17) Disappointed

386K 23.7K 749
                                    

Ocha mengintip ke ruang musik, sekedar mengecek apakah ada orang atau tidak. Ocha perlahan melangkah masuk setelah memastikan di dalamnya tidak ada orang. Ocha ingin belajar alat musik meski sebelumnya, ia tak pernah memegang alat musik kecuali rebana.

Sejak bersekolah di Delton, Ocha cukup sering mengunjungi ruang musik untuk berlatih memainkan gitar karena siswa-siswi Delton diwajibkan bisa memainkan minimal satu jenis alat musik. Ocha tidak memiliki gitar maupun alat musik apa pun. Ia miskin. Tempat tinggal saja, Ocha hanya menumpang di rumah Sean, tak berani menyentuh piano milik Lisya apalagi biola milik Sean. Satu-satu cara untuk berlatih adalah dengan mencuri waktu di ruang musik saat tidak terpakai.

Jeng jeng jeng

Ocha mulai memetik senar gitar. Nada gitar yang sumbang pun terdengar, Ocha masih belum menguasai permainannya. Namun Ocha menyelingi nada gitarnya dengan bernyanyi.

"Demi nama cinta telah kupersembahkan hatiku hanya untukmu. Telah kujaga kejujuran dalam setiap nafasku." Ocha bernyanyi merdu.

Seorang cowok berambut gondrong tercekat di ambang pintu, terpukau dengan suara Ocha. Ia bahkan lupa tujuannya datang ke ruang musik untuk mengambil buku musik. Matanya masih belum berkedip, terlalu kagum untuk melewatkan penampilan Ocha.

"Tuh anak multitalenta banget sih! Udah otaknya encer, jago masak, suaranya bagus pula," batin Axel.

Ocha terhenti. Matanya melebar melihat Axel yang masih terperangah di ambang pintu. Lalu ia meneguk ludah ketika Axel mendekat.

"Eh jelek, apa lo mau jadi vocalist band gue?" Axel menawarkan.

Ocha menggeleng cepat tanpa berpikir. "Enggak."

"Gue bakal kasih lo gaji banyak. Gimana?"

"Enggak."

"Sombong banget sih lo!"

"Aku udah sebelas hari menjalani bullyan. Aku nggak mau mulai dari awal lagi." Ocha berdiri, meletakkan gitarnya, lalu berjalan lancang melewati Axel.

"Eh, jelek! Oi!" tangan Axel mengepal marah saat panggilannya tidak didengarkan.

Ocha mendesis kesal. Rasanya ia ingin mencakar-cakar wajah Axel. Untung kukunya baru ia potong tadi pagi. Kalau tidak, Ocha pasti sudah memiliki keberanian untuk mencakar-cakar muka Axel.

"Dasar kakak kelas aneh." Ocha mengoceh pelan. "Dia pikir dia siapa?"

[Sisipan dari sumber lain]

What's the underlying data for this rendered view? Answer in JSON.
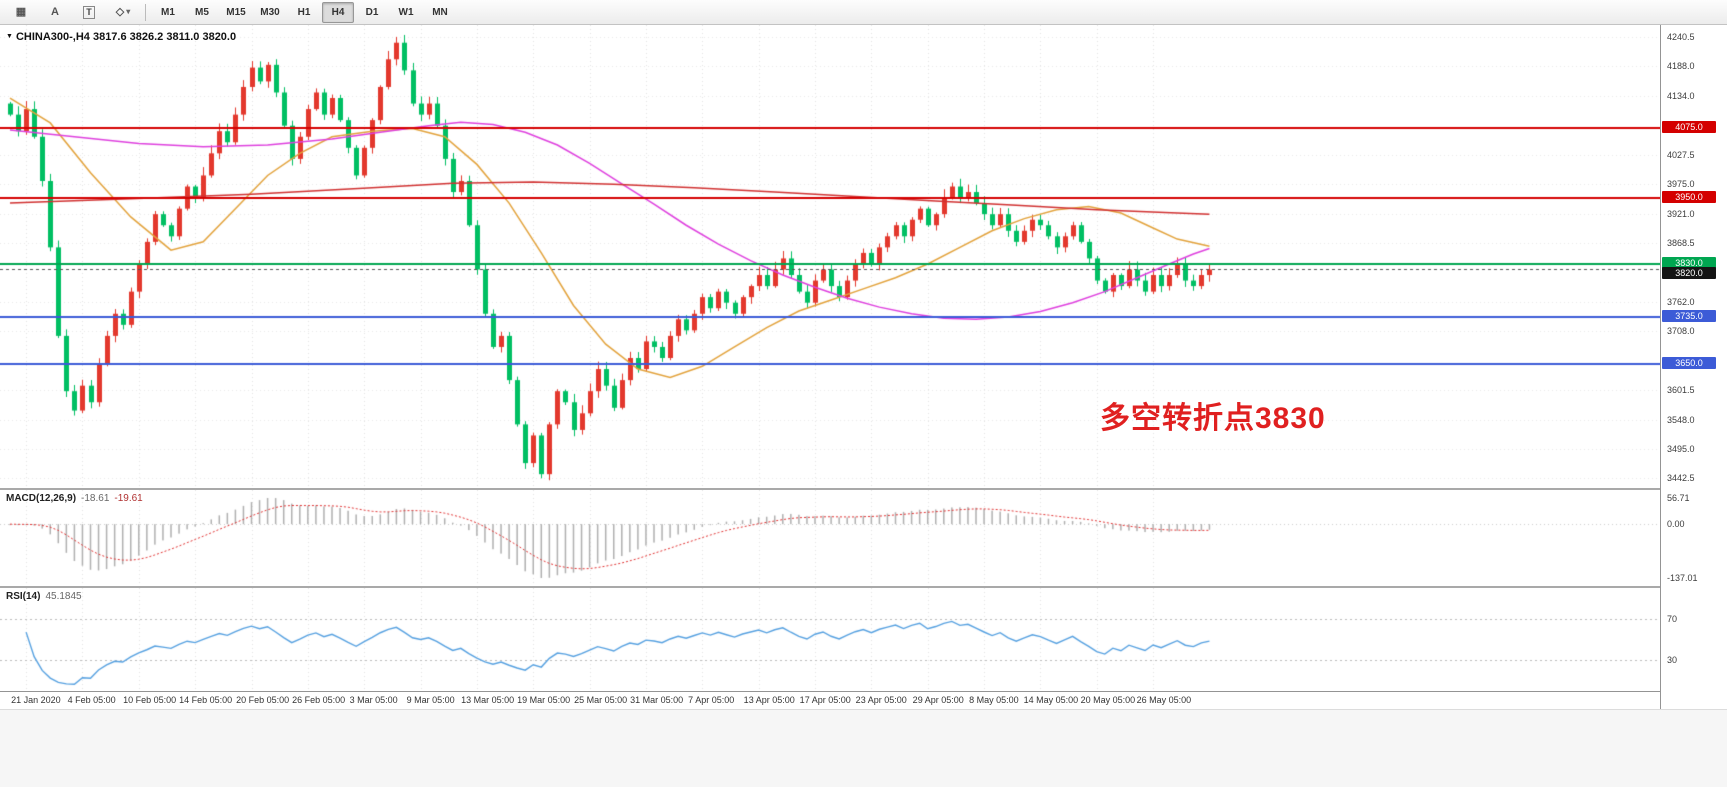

Ocha menghela napas. Di saat marah seperti ini, dia akan memakan banyak makanan untuk menghilangkan stressnya. Sesampainya di kantin, Ocha mengambil piring, meletakkan dua centong nasi, sepotong paha ayam, dua sendok sambal, dan dua sendok tumis kangkung. Setelah itu dia mengambil tempat paling belakang karena tidak ada seorang pun yang mau duduk bersamanya.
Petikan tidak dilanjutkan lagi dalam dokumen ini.